Reducing highway deaths is the top priority for the new leader of the Utah Highway Patrol.

S. Duane Richens, a trooper who worked his way to second in command before retiring two years ago, said Wednesday he agreed to come back mainly because he wants to help Utahns become safer drivers."There are 20 to 27 people killed every month in Utah on the highways," he said. "I came back to see if I could alleviate some of that."

But Richens, 52, said there are few things he plans to change in the patrol. He praised the work of former superintendent Mike Chabries, who recently was hired to be Salt Lake City's chief of police.

Chabries coined a slogan advising people to drive the speed limit and "arrive alive." The slogan is direct and effective, Richens said.
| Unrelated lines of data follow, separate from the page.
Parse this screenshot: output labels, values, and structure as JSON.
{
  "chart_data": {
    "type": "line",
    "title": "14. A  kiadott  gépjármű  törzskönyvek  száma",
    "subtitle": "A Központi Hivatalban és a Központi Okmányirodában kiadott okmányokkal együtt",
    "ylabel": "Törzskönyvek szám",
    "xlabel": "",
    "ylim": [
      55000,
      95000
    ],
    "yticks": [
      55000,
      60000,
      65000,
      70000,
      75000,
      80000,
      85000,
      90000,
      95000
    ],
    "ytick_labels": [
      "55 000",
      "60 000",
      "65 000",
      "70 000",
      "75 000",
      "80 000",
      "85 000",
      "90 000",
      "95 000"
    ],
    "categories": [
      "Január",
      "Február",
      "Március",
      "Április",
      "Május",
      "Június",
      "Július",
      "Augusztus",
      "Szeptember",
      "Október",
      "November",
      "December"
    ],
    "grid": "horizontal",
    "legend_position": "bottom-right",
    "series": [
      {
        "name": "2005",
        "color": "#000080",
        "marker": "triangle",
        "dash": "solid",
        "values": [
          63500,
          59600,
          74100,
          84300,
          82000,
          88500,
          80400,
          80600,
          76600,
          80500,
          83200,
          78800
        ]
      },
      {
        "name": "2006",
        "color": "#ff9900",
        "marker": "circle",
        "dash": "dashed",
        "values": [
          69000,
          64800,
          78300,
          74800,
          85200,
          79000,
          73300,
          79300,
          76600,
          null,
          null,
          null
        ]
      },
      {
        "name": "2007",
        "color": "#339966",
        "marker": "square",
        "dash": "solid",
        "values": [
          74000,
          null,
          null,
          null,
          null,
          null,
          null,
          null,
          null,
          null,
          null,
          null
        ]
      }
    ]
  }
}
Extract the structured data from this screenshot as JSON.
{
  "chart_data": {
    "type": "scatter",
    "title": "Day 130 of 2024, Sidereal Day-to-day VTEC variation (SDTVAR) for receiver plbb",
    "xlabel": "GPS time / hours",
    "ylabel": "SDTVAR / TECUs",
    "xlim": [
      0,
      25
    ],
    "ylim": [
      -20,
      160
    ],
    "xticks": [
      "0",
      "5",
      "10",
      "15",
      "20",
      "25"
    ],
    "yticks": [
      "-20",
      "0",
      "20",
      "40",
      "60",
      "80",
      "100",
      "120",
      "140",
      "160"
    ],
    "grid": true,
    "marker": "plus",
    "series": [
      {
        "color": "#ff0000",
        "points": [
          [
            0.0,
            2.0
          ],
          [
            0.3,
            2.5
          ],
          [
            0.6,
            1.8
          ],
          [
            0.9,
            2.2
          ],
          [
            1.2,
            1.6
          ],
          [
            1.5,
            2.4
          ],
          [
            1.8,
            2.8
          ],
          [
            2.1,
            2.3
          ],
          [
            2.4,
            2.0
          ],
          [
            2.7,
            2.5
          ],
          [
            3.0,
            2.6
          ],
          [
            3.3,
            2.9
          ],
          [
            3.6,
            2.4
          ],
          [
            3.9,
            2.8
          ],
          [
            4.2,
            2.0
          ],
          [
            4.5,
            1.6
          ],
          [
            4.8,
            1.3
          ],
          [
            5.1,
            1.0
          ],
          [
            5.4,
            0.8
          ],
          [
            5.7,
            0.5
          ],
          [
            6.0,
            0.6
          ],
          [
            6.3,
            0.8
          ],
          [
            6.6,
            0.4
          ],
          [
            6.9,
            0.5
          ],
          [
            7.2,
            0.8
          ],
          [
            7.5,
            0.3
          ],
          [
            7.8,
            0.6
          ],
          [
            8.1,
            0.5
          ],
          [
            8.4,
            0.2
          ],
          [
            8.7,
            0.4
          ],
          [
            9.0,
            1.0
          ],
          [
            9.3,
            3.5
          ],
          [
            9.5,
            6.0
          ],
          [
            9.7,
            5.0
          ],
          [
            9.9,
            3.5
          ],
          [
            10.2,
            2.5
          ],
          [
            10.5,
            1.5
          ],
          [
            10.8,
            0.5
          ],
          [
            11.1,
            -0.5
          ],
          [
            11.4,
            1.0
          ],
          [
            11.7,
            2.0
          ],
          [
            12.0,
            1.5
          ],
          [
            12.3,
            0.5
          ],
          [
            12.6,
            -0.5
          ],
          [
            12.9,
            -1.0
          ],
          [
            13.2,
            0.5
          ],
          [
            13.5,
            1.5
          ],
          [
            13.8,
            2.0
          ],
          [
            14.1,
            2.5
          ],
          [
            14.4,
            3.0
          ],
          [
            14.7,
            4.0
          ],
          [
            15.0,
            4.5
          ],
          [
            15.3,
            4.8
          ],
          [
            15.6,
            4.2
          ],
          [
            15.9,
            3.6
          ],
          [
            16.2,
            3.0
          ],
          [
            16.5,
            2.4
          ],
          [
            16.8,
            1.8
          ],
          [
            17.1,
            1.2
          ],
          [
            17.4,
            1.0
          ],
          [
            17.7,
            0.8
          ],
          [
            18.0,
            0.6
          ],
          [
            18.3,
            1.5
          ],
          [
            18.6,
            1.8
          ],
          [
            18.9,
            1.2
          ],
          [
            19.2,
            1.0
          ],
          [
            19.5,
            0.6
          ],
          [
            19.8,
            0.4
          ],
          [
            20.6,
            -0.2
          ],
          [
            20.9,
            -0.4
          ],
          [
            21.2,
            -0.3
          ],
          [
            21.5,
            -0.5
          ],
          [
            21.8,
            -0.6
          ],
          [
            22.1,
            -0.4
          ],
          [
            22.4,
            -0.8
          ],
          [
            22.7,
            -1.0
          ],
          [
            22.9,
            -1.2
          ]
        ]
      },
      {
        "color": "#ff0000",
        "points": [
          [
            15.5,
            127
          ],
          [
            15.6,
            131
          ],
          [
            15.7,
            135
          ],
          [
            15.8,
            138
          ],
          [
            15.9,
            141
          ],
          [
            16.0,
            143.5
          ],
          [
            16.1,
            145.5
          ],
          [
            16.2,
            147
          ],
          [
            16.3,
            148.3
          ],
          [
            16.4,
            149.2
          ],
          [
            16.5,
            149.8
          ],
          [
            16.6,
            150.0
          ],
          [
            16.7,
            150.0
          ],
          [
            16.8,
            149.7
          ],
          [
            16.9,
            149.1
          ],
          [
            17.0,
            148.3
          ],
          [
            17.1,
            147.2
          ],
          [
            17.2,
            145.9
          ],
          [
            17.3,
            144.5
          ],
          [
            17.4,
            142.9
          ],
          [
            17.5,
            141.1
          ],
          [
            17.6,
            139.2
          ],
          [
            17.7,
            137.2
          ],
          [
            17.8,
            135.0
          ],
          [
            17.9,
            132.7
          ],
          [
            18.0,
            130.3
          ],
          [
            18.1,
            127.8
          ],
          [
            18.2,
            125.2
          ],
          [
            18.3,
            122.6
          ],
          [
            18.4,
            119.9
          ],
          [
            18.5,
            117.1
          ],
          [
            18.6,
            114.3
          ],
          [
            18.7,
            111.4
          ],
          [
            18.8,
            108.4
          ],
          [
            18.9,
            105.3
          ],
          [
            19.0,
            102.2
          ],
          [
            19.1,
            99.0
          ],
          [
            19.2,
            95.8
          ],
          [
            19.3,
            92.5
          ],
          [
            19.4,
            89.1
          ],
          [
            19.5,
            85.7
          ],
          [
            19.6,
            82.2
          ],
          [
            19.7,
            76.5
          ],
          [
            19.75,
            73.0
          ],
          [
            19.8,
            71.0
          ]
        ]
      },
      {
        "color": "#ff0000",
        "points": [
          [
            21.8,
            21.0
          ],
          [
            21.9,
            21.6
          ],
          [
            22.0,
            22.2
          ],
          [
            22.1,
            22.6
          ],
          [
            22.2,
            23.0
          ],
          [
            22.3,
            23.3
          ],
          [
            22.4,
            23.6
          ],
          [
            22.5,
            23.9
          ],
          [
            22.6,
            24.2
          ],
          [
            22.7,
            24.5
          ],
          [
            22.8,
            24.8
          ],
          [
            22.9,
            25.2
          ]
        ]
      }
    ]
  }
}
Although he supports the 65 mph speed limit in rural areas, Richens said, too many drivers in Salt Lake County are trying to maintain that speed on the freeways.

"That's where we're having the problems," he said.

Richens was a lieutenant colonel two years ago when he decided to retire from the patrol. He became a communication coordinator for the Utah Department of Public Safety, where he helped consolidate police dispatching centers.

John T. Nielsen, director of public safety, praised Richens' work in combining the police and emergency dispatching responsibilities of several public safety agencies.

"He has literally worked miracles in that position," Nielsen said.

Nielsen chose Richens to head the UHP without going through a formal application process. Because Richens was retired he was collecting a pension in addition to his state salary. He now will have to suspend his retirement.

"He does this at great personal financial sacrifice to him," Nielsen said.

Richens joined the UHP as a trooper in 1960 in the Green River and Uintah Basin areas. He was promoted to sergeant in 1972, in charge of troopers in the Moab area. In 1977 he was promoted to lieutenant in charge of the training division.

One year later he was made field captain in charge of the southern half of the state, a job he held until made assistant superintendent in 1981.

Richens is married and has three children and seven grandchildren.